A quelques pas du port du Verdon, à l'extrémité septentrionale du Médoc se trouvent les discrets vestiges d'un formidable monument érigé par la France à la fin de la première Guerre mondiale pour célébrer l'alliance franco-américaine. Fait de béton et haut de plusieurs dizaines de mètres, ce mémorial était certes moins visible dans le paysage que les grands phares de l'estuaire de la Gironde et de la côte charentaise, mais dominait largement tout le bâti local.

Cette construction massive d'une architecture atypique n'eut qu'une durée d'existence relativement brève. Bien visible de la mer, où elle pouvait faire office d'amer pour les navires abordant l'estuaire, elle eut surtout le malheur de déplaire à l'occupant allemand qui entendait fortifier solidement cette partie de la côte.

Symbole honni par les nazis, repère possible pour des forces de débarquement et des canons de marine, le mémorial du Verdon était incompatible avec le projet de mur de l'Atlantique. Les troupes allemandes s'employèrent en 1942 à le faire sauter à l'explosif avant de fortifier une partie de la pointe de Grave. Des films d'actualité de l'époque montrent le feldmarschall Erwin Rommel inspectant les casemates abritant l'artillerie côtière toutes proches du monument, détruit au moment de la visite du général allemand.
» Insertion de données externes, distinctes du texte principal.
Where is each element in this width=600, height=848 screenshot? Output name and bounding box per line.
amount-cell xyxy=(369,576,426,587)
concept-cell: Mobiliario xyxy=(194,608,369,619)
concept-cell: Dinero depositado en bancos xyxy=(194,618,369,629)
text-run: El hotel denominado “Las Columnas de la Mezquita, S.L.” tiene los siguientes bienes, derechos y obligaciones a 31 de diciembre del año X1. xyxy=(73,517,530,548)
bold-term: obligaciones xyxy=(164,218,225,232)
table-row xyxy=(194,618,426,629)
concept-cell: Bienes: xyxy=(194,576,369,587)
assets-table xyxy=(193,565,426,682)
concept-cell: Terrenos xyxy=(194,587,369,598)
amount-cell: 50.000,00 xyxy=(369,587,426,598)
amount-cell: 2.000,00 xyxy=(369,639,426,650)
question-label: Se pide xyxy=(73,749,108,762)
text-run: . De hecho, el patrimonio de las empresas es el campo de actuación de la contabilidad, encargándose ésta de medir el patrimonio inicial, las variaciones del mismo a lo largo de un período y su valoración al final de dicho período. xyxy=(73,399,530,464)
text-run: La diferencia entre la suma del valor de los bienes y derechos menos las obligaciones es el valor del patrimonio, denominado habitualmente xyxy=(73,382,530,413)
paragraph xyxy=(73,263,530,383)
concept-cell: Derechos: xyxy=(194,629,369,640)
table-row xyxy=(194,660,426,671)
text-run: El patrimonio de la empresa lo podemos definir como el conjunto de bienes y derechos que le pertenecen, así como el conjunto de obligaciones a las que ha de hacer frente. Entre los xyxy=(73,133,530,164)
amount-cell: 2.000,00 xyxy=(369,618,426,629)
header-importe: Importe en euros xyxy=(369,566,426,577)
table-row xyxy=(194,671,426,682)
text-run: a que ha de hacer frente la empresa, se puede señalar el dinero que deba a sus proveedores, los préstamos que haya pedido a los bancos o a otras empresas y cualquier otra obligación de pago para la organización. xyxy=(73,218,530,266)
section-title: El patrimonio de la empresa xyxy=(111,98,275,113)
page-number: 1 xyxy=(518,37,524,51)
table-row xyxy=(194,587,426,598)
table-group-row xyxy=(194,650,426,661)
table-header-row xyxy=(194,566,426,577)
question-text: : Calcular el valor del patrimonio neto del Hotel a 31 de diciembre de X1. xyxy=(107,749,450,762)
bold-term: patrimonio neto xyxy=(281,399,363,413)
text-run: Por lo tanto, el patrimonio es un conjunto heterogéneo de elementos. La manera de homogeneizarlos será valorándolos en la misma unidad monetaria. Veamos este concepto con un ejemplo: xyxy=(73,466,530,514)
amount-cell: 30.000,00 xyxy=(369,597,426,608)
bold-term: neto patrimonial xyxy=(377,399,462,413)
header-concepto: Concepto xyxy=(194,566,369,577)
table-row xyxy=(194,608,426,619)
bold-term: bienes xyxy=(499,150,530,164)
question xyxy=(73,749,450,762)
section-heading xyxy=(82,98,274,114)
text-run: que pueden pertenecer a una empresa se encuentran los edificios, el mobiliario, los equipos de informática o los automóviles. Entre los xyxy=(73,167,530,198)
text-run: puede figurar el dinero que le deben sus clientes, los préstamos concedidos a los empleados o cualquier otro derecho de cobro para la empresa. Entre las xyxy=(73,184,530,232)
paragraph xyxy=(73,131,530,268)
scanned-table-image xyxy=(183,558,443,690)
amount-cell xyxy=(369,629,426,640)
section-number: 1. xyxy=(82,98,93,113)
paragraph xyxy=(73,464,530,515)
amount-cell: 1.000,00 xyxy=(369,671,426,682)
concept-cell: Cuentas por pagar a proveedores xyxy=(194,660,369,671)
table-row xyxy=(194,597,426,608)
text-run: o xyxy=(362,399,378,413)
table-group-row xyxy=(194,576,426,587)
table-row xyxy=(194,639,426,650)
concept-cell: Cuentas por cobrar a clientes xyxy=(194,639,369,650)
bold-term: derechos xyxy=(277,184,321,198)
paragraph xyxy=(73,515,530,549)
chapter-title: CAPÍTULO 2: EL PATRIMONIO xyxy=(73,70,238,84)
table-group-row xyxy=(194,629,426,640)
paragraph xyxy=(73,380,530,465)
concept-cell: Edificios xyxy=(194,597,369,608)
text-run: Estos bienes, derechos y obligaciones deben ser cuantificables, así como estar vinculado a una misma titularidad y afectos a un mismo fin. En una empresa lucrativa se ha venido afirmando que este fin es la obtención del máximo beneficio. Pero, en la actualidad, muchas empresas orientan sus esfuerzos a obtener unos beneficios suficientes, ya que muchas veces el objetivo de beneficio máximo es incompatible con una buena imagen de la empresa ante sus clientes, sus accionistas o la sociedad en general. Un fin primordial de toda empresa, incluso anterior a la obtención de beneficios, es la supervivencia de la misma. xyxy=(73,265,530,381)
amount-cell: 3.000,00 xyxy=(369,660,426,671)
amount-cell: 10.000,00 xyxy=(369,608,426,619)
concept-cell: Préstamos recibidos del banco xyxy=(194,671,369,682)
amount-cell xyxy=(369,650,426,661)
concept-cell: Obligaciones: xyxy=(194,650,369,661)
Tout vestige de l'immense stèle n'a toutefois pas complètement disparu. A son emplacement s'élève un monument beaucoup plus sobre, ce qui, il faut bien le reconnaître, est plutôt une bonne chose pour ce paysage de dunes littorales déjà assez encombré de vieux blockhaus couverts de graffitis aux peintures criardes. Assez curieusement, ce lieu de mémoire conserve un lourd médaillon de bronze primitivement disposé sur le bâtiment d'origine, que les Allemands, pourtant assez portés sur la récupération des métaux non ferreux dans la France occupée, n'ont pas ferraillé.
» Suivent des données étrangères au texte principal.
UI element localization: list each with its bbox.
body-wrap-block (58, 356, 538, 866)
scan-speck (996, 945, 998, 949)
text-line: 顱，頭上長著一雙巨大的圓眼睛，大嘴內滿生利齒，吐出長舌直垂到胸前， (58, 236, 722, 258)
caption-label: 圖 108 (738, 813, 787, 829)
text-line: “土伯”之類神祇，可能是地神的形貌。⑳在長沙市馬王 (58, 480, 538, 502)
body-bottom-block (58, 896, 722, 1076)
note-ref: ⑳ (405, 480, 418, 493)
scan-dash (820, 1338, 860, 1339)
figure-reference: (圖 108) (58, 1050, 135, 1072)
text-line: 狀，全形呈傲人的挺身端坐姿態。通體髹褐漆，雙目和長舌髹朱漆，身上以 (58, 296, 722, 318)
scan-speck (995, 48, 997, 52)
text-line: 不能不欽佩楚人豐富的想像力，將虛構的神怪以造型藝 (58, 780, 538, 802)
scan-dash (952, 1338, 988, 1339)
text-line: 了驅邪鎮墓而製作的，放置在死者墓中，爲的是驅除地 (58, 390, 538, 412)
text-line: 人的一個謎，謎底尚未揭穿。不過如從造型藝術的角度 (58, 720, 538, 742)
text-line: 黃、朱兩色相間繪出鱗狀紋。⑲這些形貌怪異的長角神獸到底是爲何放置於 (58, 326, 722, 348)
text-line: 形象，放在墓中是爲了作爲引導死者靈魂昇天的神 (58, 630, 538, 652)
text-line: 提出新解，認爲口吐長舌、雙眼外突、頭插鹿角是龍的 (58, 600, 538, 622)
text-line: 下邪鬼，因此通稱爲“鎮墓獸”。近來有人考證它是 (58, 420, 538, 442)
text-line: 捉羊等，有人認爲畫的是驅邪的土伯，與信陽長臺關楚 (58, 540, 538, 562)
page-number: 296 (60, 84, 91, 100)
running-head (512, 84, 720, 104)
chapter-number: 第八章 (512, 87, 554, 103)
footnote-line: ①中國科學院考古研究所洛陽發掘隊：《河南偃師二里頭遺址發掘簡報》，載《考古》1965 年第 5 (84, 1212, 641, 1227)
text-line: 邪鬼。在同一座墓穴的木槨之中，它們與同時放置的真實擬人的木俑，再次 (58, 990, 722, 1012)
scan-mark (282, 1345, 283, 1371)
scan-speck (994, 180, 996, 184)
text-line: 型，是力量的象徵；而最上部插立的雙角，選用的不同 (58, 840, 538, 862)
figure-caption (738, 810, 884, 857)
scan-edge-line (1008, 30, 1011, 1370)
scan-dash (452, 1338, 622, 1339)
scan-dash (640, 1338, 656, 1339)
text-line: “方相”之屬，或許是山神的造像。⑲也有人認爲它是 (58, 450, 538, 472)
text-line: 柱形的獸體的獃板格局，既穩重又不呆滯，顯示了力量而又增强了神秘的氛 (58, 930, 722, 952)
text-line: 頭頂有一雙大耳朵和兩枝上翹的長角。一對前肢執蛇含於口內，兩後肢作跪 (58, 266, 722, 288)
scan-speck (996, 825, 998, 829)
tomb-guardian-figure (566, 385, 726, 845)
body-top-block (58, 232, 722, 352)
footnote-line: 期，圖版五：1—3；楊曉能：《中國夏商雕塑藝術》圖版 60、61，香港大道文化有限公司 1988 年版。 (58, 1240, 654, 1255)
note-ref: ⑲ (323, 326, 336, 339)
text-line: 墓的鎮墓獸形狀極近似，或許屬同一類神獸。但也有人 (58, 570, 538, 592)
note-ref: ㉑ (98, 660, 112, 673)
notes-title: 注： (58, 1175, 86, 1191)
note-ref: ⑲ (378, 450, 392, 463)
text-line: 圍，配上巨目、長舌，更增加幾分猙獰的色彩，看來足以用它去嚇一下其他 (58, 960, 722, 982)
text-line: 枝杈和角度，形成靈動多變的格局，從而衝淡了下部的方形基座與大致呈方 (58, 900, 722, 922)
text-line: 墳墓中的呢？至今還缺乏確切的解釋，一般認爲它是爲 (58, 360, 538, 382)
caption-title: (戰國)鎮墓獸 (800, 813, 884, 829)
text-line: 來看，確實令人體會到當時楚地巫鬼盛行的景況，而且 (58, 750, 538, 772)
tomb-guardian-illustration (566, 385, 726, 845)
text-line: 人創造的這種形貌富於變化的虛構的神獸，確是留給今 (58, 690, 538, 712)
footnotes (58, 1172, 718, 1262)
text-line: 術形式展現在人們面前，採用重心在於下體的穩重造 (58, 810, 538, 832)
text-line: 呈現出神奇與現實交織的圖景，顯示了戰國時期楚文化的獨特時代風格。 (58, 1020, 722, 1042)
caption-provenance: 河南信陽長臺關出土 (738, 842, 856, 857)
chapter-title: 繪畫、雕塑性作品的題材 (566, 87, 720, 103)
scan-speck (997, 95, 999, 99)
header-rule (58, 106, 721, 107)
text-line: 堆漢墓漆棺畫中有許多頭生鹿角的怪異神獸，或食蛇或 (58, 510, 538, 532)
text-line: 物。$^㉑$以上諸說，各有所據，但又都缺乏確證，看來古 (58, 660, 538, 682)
Sur le mur commémorant le souvenir est gravée une formule sans doute sincère, mais surtout incantatoire, témoin d'une période encore marquée par l'émotion de la reconquête les armes à la main de cette région ruinée par les explosifs de l'occupant et les bombardement des Alliés:
"Il sera réédifié par le peuple français,
they have destroyed it,
we shall restore it"
promesse sans doute sincère, mais restée à l'état de pieux projet.